Женщин-преподов лучше всего попросить как бы невзначай указать их в толпе студентов. Наши бабы хоть и выглядят как танки в юбках, но хитры как лисы. Будут нашептывать на ушко с невинным лицом ушедшего на пенсию киллера. Гарантировано студенты сочтут за женское чириканье. Ну и пусть понагибаются к тебе. Сама видела, каланчи, а не бабы. Хоть вместо лестницы к крепостной стене приставляй. Зато удобно. Потребуется на верхние полки шкафа забраться — стремянку искать не надо. Зовешь любую преподшу с кафедры, и нет проблем.

Только, боже тебя упаси, просить мужиков-преподов «невзначай показать отличников и двоечников в толпе»! Не поймут. Слово «невзначай» я в их лексикон ввожу уже лет десять. И все без толку. Пока только последний слог освоили. И свято верят, что это какой-то очень мудрено названный напиток. Ну как! Целых три буквы и не русский мат!

Притащат они тебе студентов в холл, к столовой или, того хуже, прямо на лекцию. Поставят к стенке или к доске и еще пальцами потычут. Чтобы ты уж точно не ошиблась. И это, скажу тебе, в лучшем случае. В худшем, приволокут в кабинет за шкирку «для наглядной демонстрации». Потрясут над полом, как будто пыль вытряхивают. Я все это проходил. У Езенграса есть фотографии всех студентов, в личных делах. Вот пусть твои мужики-преподы потренируют сердце и ноги. Сбегают к ректору и отсканируют тебе снимки в лучшем ракурсе. Заодно вспомнят, как пользоваться сканером. А то некоторые до сих пор принимают его за тумбочку со светомузыкой.

Вархар говорил настолько неожиданно умные, выдержанные временем, как хорошее вино, вещи, что я слушала, приоткрыв рот. Его шутки помогали лучше воспринимать тонны сведений, уложить их в голове.

— Не позволяй приходить с заявлениями и просьбами когда попало. Все дни будут пороги обивать, покоя не дадут. Будут настигать в столовой, вваливаться на лекцию, в комнату проникнут. Каждый день будешь находить их с прошениями под своей дверью, в шкафу и под кроватью, — продолжал Вархар, забавно морща нос, словно вспоминал о своем не слишком радужном опыте. — Ты открываешь кухонный гарнитур, а оттуда рожа с улыбкой во все сорок четыре зуба. «Ольга Искандеровна, а Ольга Искандеровна, отпустите в отпуск летом? А?» Ты открываешь холодильник, а оттуда складной шкаф вылезает — один из наших шкафов-преподов. Если преподша — складная этажерка. «Ольга Искандеровна, а Ольга Искандеровна? Так вы меня отпустите в отпуск летом?»
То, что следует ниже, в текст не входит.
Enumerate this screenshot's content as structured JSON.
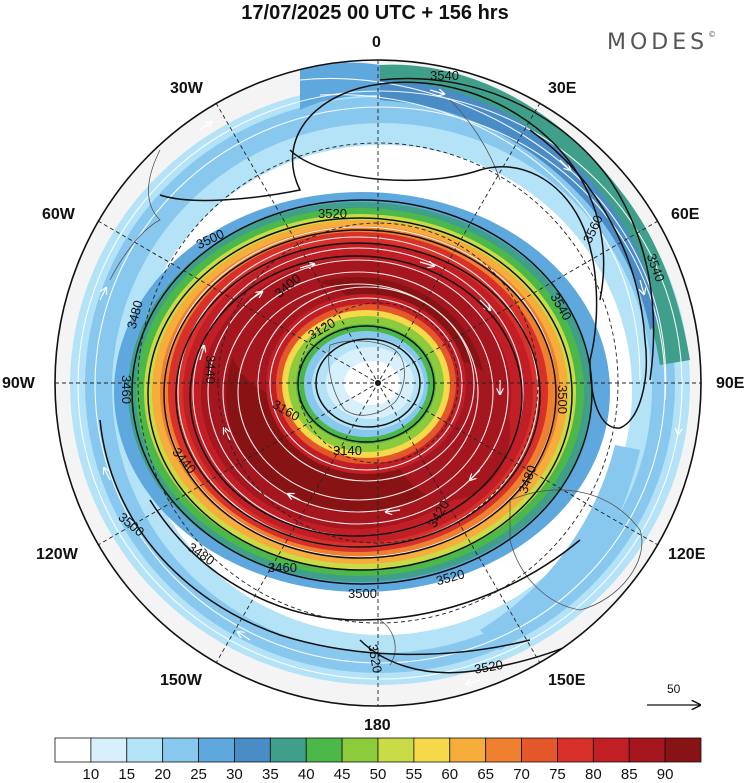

Жестко и непоколебимо назначь только один день, и только определенное время для всех просителей. Не зависимо от темы, срочности и важности просьбы. На всякий случай, трижды повтори. Мол, во все остальные дни и часы я нема и глуха к любым обращениям. Есть немалый риск, что проникнутся далеко не все. Некоторые из упорства приползут на коленях с просьбой. Не ведись! Наши артисты и не такое сбацают. Только волю дай! Делай вид, что не слышишь их и не видишь. В прямом смысле слова. Они тебе заявление на стол. А ты как бы невзначай ставь туда стакан, и наливай из графина воду. И обязательно проливай полстакана на документ! Еще лучше, разверни шоколадку, почисти какой-нибудь фрукт, ручку распиши. Короче! Изгвоздакай бумагу так, чтобы даже уборщицы подивились экспрессии, студенты зауважали. Просители заваливаются к тебе в кабинет и умоляют об изменении расписания, другом потоке… да о чем угодно. А ты как бы невзначай подходишь к шкафу и — хрясть их дверцей. Вроде в упор не заметила. Или садишься на вот это, гостевое кресло, и нежно так наезжаешь колесиком просителю на ногу. И сразу на попятный не иди. Пускай поверещат, поноют. На утробные крики раненых в самое сердце антилоп поозирайся. Приподнимись слегка и зыркни в окно. Мол, кто это там? Или послышалось мне? Растерянно пожми плечами и… плюхнись назад со всей дури. Устройся на ноге получше, поменяй высоту кресла. Чтобы оно просело посильнее, подергалось на славу. Так у них в памяти события лучше осядут. Можно, конечно, еще стул на ногу поставить. Но тут нужен высший пилотаж, меткость невероятная. Даже на лыжи наших красавцев без тренировки, да сходу, попасть ножкой стула не так-то просто.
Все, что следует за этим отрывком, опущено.